Réinventer la forme Jackass : le cinéma comme outil, pas comme vitrine

Un des pièges des suites tardives est la tentation du musée : ressortir les gestes connus, cocher des cases, répondre à une nostalgie. Or Jackass n’a jamais été seulement une collection de numéros. À son meilleur, la franchise crée un tempo, une respiration, une alternance entre préparation, suspense, explosion, retombée, et commentaire à chaud. Le matériau a quelque chose de documentaire — des corps réels, des réactions réelles — mais la construction est bel et bien cinématographique.

Jackass 5 doit donc questionner son propre montage : comment surprendre un public qui connaît déjà la mécanique ? Comment jouer avec les attentes ? Comment filmer l’impact sans en faire l’unique horizon ? La réponse peut être dans la variation : des séquences plus longues où l’on laisse vivre la situation, d’autres ultra-compactes qui claquent comme des haïkus idiots et magnifiques. Et surtout, une attention au collectif : Jackass est une comédie de groupe avant d’être une compilation de blessures.

Les nouveaux visages : pas des remplaçants, des auteurs de chaos

La meilleure idée de la période récente est d’avoir introduit des personnalités capables de porter l’héritage sans l’imiter. Dans Forever, certains nouveaux membres ont prouvé qu’ils ne venaient pas « apprendre à faire du Jackass », mais apporter une tonalité propre : une manière de parler, une façon d’encaisser, une inconscience singulière, parfois une capacité à transformer un simple gag en petite scène mémorable.

Si Jackass 5 veut réussir sa mue, il doit faire confiance à ces profils comme à des protagonistes. Leur donner des séquences signatures. Les laisser échouer, improviser, trouver leur musique. Et, point essentiel, ne pas réduire leur présence à une escalade de douleur destinée à prouver qu’ils “méritent” d’être là. La légitimation ne doit pas être uniquement physique : elle peut être comique, inventive, imaginative.

Mise en perspective : une franchise qui ressemble à une tradition orale

On compare parfois Jackass à un cirque, à un burlesque contemporain, à une lointaine descendance de la comédie slapstick. Ces rapprochements ont du sens si on les prend techniquement : la précision du timing, la préparation hors-champ, l’importance du regard des autres, l’art du “retour” après l’impact, comme un punchline visuel. Mais Jackass est aussi, d’une certaine manière, une tradition orale filmée : on transmet des rituels, des défis, des manières de provoquer le monde et de se provoquer soi-même.

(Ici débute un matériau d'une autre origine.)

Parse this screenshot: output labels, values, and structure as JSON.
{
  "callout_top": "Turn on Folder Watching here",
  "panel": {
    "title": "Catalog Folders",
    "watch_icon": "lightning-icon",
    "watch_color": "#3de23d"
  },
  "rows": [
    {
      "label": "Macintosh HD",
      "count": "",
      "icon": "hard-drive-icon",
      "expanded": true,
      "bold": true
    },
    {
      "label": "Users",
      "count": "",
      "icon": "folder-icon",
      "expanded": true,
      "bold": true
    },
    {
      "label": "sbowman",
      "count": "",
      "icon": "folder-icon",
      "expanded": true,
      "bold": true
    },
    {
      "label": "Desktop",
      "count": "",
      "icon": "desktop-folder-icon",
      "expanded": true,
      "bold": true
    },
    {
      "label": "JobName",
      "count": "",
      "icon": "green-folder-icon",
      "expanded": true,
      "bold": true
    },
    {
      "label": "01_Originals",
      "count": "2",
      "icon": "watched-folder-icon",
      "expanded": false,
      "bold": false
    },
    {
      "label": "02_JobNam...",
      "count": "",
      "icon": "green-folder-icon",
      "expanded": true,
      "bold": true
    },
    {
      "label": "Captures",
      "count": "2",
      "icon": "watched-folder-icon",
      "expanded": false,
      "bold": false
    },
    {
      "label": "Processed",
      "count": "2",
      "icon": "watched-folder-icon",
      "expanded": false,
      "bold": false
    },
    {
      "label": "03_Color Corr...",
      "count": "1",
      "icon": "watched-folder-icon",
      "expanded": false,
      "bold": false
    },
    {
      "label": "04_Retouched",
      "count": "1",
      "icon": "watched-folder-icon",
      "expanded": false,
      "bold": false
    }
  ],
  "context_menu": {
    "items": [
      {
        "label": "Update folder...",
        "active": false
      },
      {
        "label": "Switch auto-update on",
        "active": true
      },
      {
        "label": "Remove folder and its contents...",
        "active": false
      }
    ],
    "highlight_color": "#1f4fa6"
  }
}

Ce que le cinéma peut apporter ici, c’est une conscience du passage du temps. Non pas un ton crépusculaire — ce serait contre nature — mais une lucidité légère, intégrée dans la structure : faire sentir qu’une époque se continue autrement. Un film comme Jackass 5 peut être une charnière rare dans une saga comique : un moment où la question du relais devient la matière même du spectacle.

Lecture critique : ce que la série doit éviter pour rester vivante

Le premier danger serait la muséification : fabriquer un produit de nostalgie qui rejoue les mêmes gestes dans une lumière plus froide. Le second serait la surenchère : croire que le public n’attend qu’un niveau de violence supérieur, comme si l’intensité remplaçait l’invention. Le troisième, plus insidieux, serait le déséquilibre : continuer à filmer les anciens comme centre émotionnel tout en demandant aux nouveaux d’être simplement des “corps de remplacement”. Ce schéma serait injuste et, surtout, moins intéressant à regarder.

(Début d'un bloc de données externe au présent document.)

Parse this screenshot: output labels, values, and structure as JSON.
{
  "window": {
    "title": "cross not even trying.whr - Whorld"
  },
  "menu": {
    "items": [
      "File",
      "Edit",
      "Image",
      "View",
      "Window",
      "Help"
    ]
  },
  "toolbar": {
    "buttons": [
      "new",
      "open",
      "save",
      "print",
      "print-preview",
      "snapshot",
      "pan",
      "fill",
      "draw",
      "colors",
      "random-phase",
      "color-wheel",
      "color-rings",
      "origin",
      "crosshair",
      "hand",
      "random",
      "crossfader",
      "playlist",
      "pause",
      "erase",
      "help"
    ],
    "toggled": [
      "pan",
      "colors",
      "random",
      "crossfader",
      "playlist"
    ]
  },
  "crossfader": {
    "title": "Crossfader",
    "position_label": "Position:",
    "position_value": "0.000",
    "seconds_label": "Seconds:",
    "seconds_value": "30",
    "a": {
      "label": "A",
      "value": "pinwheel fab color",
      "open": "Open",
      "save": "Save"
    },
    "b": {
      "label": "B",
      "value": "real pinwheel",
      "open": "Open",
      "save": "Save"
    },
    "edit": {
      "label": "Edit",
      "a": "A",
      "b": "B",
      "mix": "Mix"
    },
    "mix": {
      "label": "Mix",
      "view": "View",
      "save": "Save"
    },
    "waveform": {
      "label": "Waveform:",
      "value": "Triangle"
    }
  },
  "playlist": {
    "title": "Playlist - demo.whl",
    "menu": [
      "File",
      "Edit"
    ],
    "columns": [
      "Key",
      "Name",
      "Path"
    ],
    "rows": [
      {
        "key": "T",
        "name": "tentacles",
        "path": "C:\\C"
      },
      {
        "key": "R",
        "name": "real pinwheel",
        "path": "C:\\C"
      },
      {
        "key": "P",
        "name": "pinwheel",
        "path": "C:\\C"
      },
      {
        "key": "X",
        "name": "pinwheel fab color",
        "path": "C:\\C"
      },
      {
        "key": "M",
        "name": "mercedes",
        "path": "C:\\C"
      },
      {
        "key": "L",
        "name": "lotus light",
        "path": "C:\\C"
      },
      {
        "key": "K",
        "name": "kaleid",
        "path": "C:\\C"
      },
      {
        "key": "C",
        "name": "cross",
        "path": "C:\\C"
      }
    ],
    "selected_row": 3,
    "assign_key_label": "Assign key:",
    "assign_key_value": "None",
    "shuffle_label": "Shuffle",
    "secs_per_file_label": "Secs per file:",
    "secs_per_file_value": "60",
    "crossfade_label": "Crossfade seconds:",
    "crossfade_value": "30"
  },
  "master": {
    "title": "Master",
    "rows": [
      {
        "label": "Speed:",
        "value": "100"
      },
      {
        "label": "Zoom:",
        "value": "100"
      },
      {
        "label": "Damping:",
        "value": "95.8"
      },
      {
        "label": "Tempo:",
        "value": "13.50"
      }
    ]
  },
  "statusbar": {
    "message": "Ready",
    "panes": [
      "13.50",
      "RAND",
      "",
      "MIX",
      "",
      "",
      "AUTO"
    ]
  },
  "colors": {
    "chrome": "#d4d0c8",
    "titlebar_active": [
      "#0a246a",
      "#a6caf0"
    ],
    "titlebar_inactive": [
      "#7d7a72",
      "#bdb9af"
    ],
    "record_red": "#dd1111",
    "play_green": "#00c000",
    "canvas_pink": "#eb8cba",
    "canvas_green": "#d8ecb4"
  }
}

À l’inverse, ce qui peut fonctionner puissamment, c’est l’idée d’un film qui assume deux mouvements contradictoires : célébrer la phrase culte, la présence historique, la signature Knoxville, tout en construisant, plan après plan, une nouvelle autorité comique. Le cinéma, ici, ne devrait pas chercher un final grandiose, mais une dynamique : prouver que l’esprit Jackass peut changer de visage sans perdre sa vitalité.

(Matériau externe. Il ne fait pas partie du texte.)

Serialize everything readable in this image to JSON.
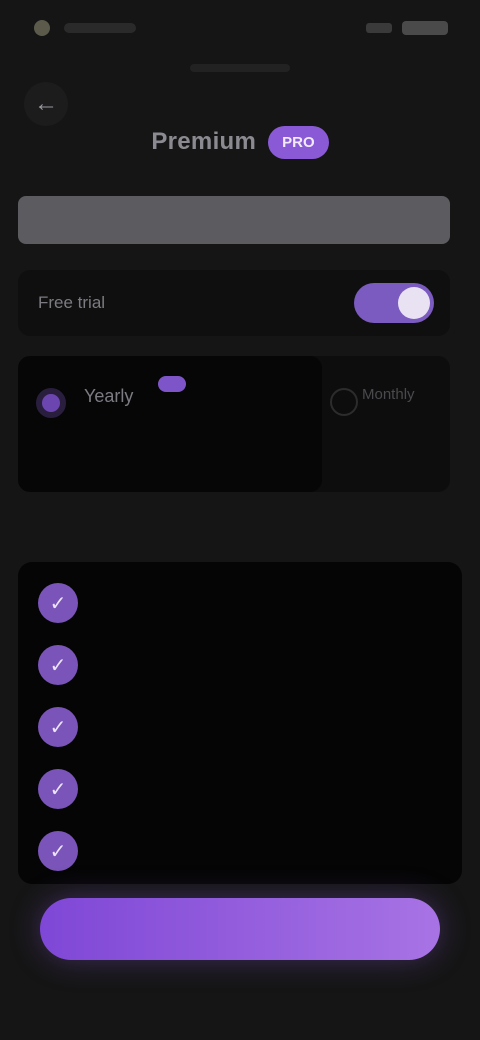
{
  "status_bar": {
    "time": "",
    "battery": ""
  },
  "header": {
    "back_icon": "arrow-left-icon",
    "back_glyph": "←",
    "title": "Premium",
    "badge": "PRO"
  },
  "subtitle": "",
  "trial_toggle": {
    "label": "Free trial",
    "enabled": true
  },
  "plans": {
    "yearly": {
      "name": "Yearly",
      "badge": "",
      "price": "",
      "selected": true
    },
    "monthly": {
      "name": "Monthly",
      "price": "",
      "selected": false
    }
  },
  "features": {
    "title": "",
    "check_glyph": "✓",
    "items": [
      {
        "label": ""
      },
      {
        "label": ""
      },
      {
        "label": ""
      },
      {
        "label": ""
      },
      {
        "label": ""
      }
    ]
  },
  "cta": {
    "label": ""
  },
  "footer": {
    "links": [
      "",
      ""
    ]
  },
  "colors": {
    "accent": "#8a5ad6",
    "background": "#151515",
    "cta_gradient_start": "#7f47d6",
    "cta_gradient_end": "#a773e4"
  }
}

Une fin ouverte : l’héritage comme geste de mise en scène

On ne remplacera pas l’intonation de la phrase d’ouverture devenue mythique. Mais on peut, et on doit, préserver ce qu’elle contenait : l’élan, l’irrévérence, la camaraderie comme moteur, et cette manière très particulière de filmer la bêtise humaine non pas comme une humiliation, mais comme une énergie. Si Jackass 5 réussit quelque chose “avant tout”, ce sera de transformer un retour attendu en acte de transmission visible, presque tangible, à l’écran.